Estás en el aire, pasa el carrito de bebidas y no sabes qué pedir... Pues, hay un clásico que tiene ventaja sobre casi todos: el Bloody Mary.
Un estudio por investigadores de Cornell University publicado en el Journal of Experimental Psychology: Human Perception and Performance encontró que el jugo de tomate (ingrediente principal del Bloody Mary) sabe mejor en el aire.
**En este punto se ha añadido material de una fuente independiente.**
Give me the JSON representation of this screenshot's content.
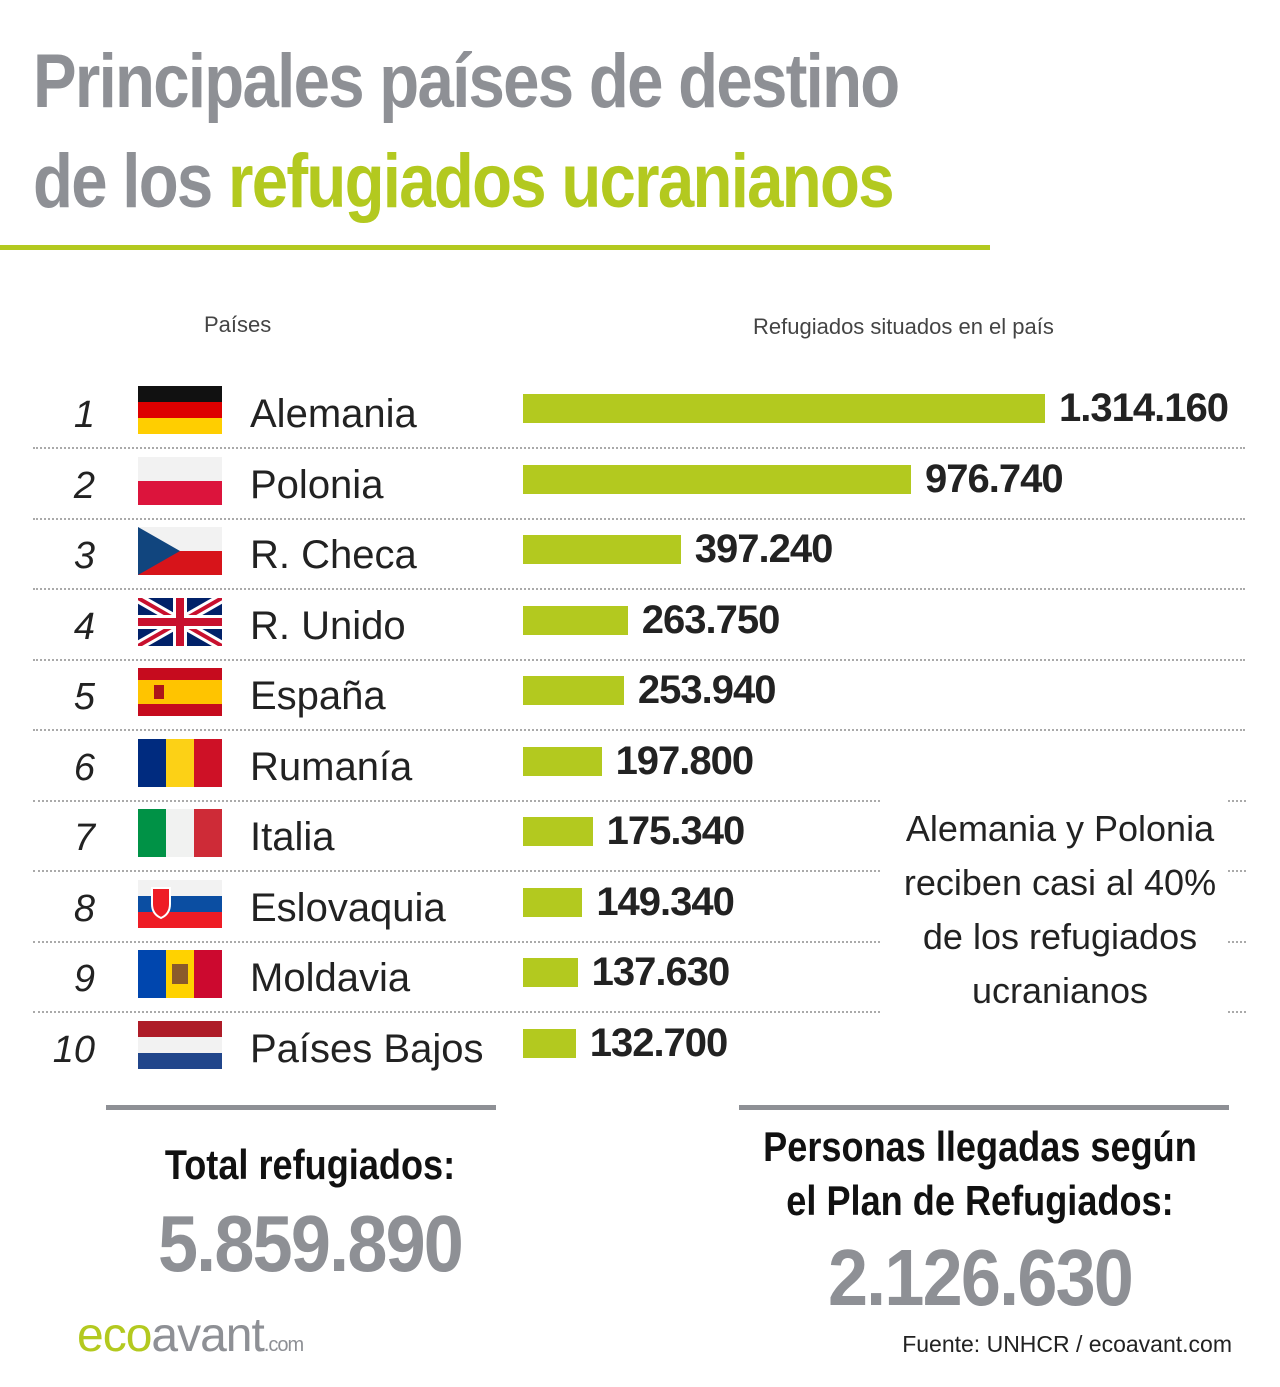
{
  "title": {
    "line1": "Principales países de destino",
    "line2_plain": "de los ",
    "line2_highlight": "refugiados ucranianos"
  },
  "colors": {
    "accent": "#b3c91f",
    "gray": "#8e9095",
    "text": "#222222"
  },
  "chart_data": {
    "type": "bar",
    "orientation": "horizontal",
    "xlabel": "Refugiados situados en el país",
    "ylabel": "Países",
    "ranks": [
      "1",
      "2",
      "3",
      "4",
      "5",
      "6",
      "7",
      "8",
      "9",
      "10"
    ],
    "categories": [
      "Alemania",
      "Polonia",
      "R. Checa",
      "R. Unido",
      "España",
      "Rumanía",
      "Italia",
      "Eslovaquia",
      "Moldavia",
      "Países Bajos"
    ],
    "values": [
      1314160,
      976740,
      397240,
      263750,
      253940,
      197800,
      175340,
      149340,
      137630,
      132700
    ],
    "value_labels": [
      "1.314.160",
      "976.740",
      "397.240",
      "263.750",
      "253.940",
      "197.800",
      "175.340",
      "149.340",
      "137.630",
      "132.700"
    ],
    "flags": [
      "germany-flag",
      "poland-flag",
      "czech-flag",
      "uk-flag",
      "spain-flag",
      "romania-flag",
      "italy-flag",
      "slovakia-flag",
      "moldova-flag",
      "netherlands-flag"
    ],
    "annotation": "Alemania y Polonia reciben casi al 40% de los refugiados ucranianos"
  },
  "summary": {
    "total_label": "Total refugiados:",
    "total_value": "5.859.890",
    "plan_label_1": "Personas llegadas según",
    "plan_label_2": "el Plan de Refugiados:",
    "plan_value": "2.126.630"
  },
  "footer": {
    "logo_eco": "eco",
    "logo_avant": "avant",
    "logo_com": ".com",
    "source_label": "Fuente: ",
    "source_value": "UNHCR / ecoavant.com"
  }
}
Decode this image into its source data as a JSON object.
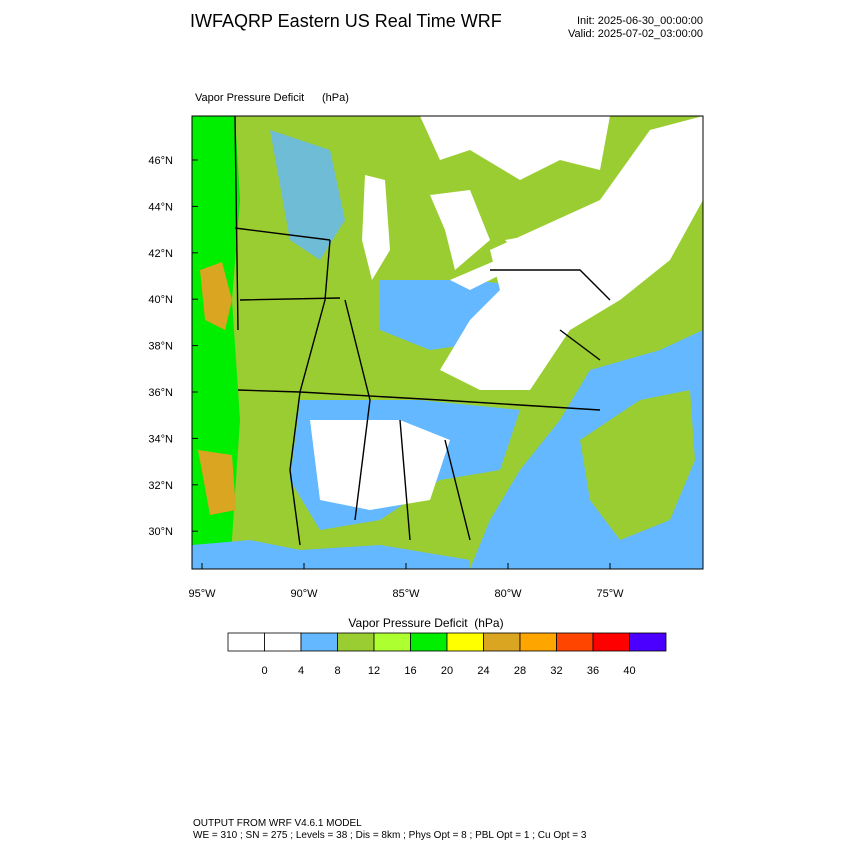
{
  "header": {
    "title": "IWFAQRP Eastern US Real Time WRF",
    "init": "Init: 2025-06-30_00:00:00",
    "valid": "Valid: 2025-07-02_03:00:00"
  },
  "map": {
    "field": "Vapor Pressure Deficit",
    "units": "(hPa)",
    "lat_labels": [
      "46°N",
      "44°N",
      "42°N",
      "40°N",
      "38°N",
      "36°N",
      "34°N",
      "32°N",
      "30°N"
    ],
    "lon_labels": [
      "95°W",
      "90°W",
      "85°W",
      "80°W",
      "75°W"
    ]
  },
  "colorbar": {
    "title": "Vapor Pressure Deficit  (hPa)",
    "colors": [
      "#ffffff",
      "#ffffff",
      "#63b8ff",
      "#9acd32",
      "#adff2f",
      "#00ee00",
      "#ffff00",
      "#daa520",
      "#ffa500",
      "#ff4500",
      "#ff0000",
      "#4b00ff"
    ],
    "levels": [
      0,
      4,
      8,
      12,
      16,
      20,
      24,
      28,
      32,
      36,
      40
    ]
  },
  "footer": {
    "line1": "OUTPUT FROM WRF V4.6.1 MODEL",
    "line2": "WE = 310 ; SN = 275 ; Levels = 38 ; Dis = 8km ; Phys Opt = 8 ; PBL Opt = 1 ; Cu Opt = 3"
  }
}
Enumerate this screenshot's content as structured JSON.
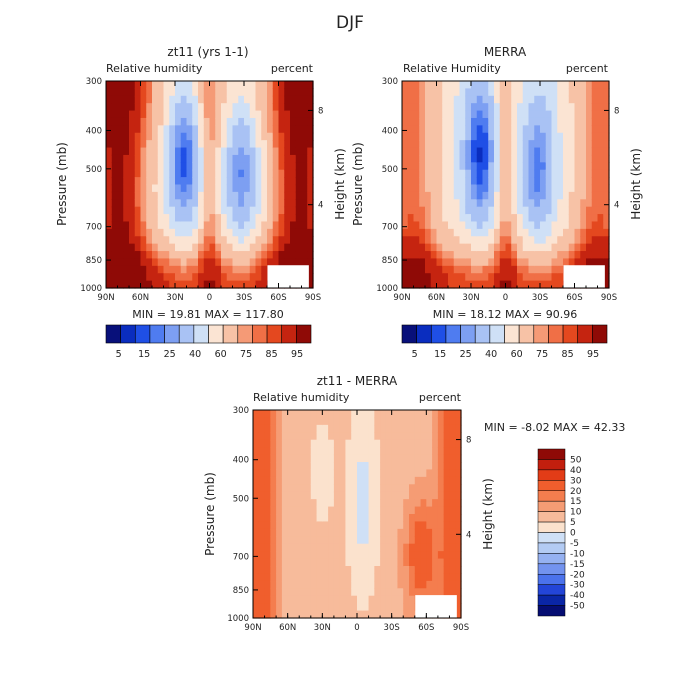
{
  "page": {
    "season_title": "DJF"
  },
  "chart_data": [
    {
      "type": "heatmap",
      "title": "zt11 (yrs 1-1)",
      "subtitle_left": "Relative humidity",
      "subtitle_right": "percent",
      "ylabel": "Pressure (mb)",
      "y2label": "Height (km)",
      "x_ticks": [
        "90N",
        "60N",
        "30N",
        "0",
        "30S",
        "60S",
        "90S"
      ],
      "y_ticks": [
        300,
        400,
        500,
        700,
        850,
        1000
      ],
      "y2_ticks": [
        8,
        4
      ],
      "ylim": [
        1000,
        300
      ],
      "stats": "MIN =   19.81   MAX = 117.80",
      "colorbar_labels": [
        "5",
        "15",
        "25",
        "40",
        "60",
        "75",
        "85",
        "95"
      ],
      "min": 19.81,
      "max": 117.8
    },
    {
      "type": "heatmap",
      "title": "MERRA",
      "subtitle_left": "Relative Humidity",
      "subtitle_right": "percent",
      "ylabel": "Pressure (mb)",
      "y2label": "Height (km)",
      "x_ticks": [
        "90N",
        "60N",
        "30N",
        "0",
        "30S",
        "60S",
        "90S"
      ],
      "y_ticks": [
        300,
        400,
        500,
        700,
        850,
        1000
      ],
      "y2_ticks": [
        8,
        4
      ],
      "ylim": [
        1000,
        300
      ],
      "stats": "MIN =   18.12   MAX =   90.96",
      "colorbar_labels": [
        "5",
        "15",
        "25",
        "40",
        "60",
        "75",
        "85",
        "95"
      ],
      "min": 18.12,
      "max": 90.96
    },
    {
      "type": "heatmap",
      "title": "zt11 - MERRA",
      "subtitle_left": "Relative humidity",
      "subtitle_right": "percent",
      "ylabel": "Pressure (mb)",
      "y2label": "Height (km)",
      "x_ticks": [
        "90N",
        "60N",
        "30N",
        "0",
        "30S",
        "60S",
        "90S"
      ],
      "y_ticks": [
        300,
        400,
        500,
        700,
        850,
        1000
      ],
      "y2_ticks": [
        8,
        4
      ],
      "ylim": [
        1000,
        300
      ],
      "stats": "MIN =   -8.02    MAX =   42.33",
      "colorbar_labels": [
        "50",
        "40",
        "30",
        "20",
        "15",
        "10",
        "5",
        "0",
        "-5",
        "-10",
        "-15",
        "-20",
        "-30",
        "-40",
        "-50"
      ],
      "min": -8.02,
      "max": 42.33
    }
  ],
  "colors": {
    "abs_scale": [
      "#08107a",
      "#0a2dbf",
      "#1f4fe6",
      "#4f7cf0",
      "#7d9ff2",
      "#a9c2f4",
      "#cfe0f6",
      "#fbe4d3",
      "#f7c2a6",
      "#f59a76",
      "#f06f46",
      "#e4481f",
      "#c52410",
      "#8f0a06"
    ],
    "diff_scale": [
      "#8f0a06",
      "#c21f0e",
      "#e23c17",
      "#f05e2d",
      "#f47d4e",
      "#f59c74",
      "#f7bb9b",
      "#fbe2cd",
      "#cfe0f6",
      "#b3cbf3",
      "#95b1f1",
      "#7393ef",
      "#4b72ec",
      "#2345d8",
      "#0a26a6",
      "#050d72"
    ]
  }
}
La razón está [increíblemente] en el ruido del avión. En el estudio, 48 participantes probaron jugo de tomate bajo distintos niveles de ruido. Los resultados fueron que a mayor ruido, menor percepción de lo dulce, pero se intensifican los sabores salados y “sabrosos” (umami). Aquí es donde el Bloody Mary gana. El tomate es naturalmente rico en umami, ese sabor profundo que hace que algo se sienta más “completo”.
Otro estudio del Fraunhofer Institute for Building Physics en Alemania encontró que la combinación de aire seco y baja presión puede reducir la sensibilidad al sabor (especialmente dulce y salado) hasta en un 30%. De nuevo, el umami sale ganando.
Así que, la próxima vez que estés a 30 mil pies, pídelo y haz la prueba.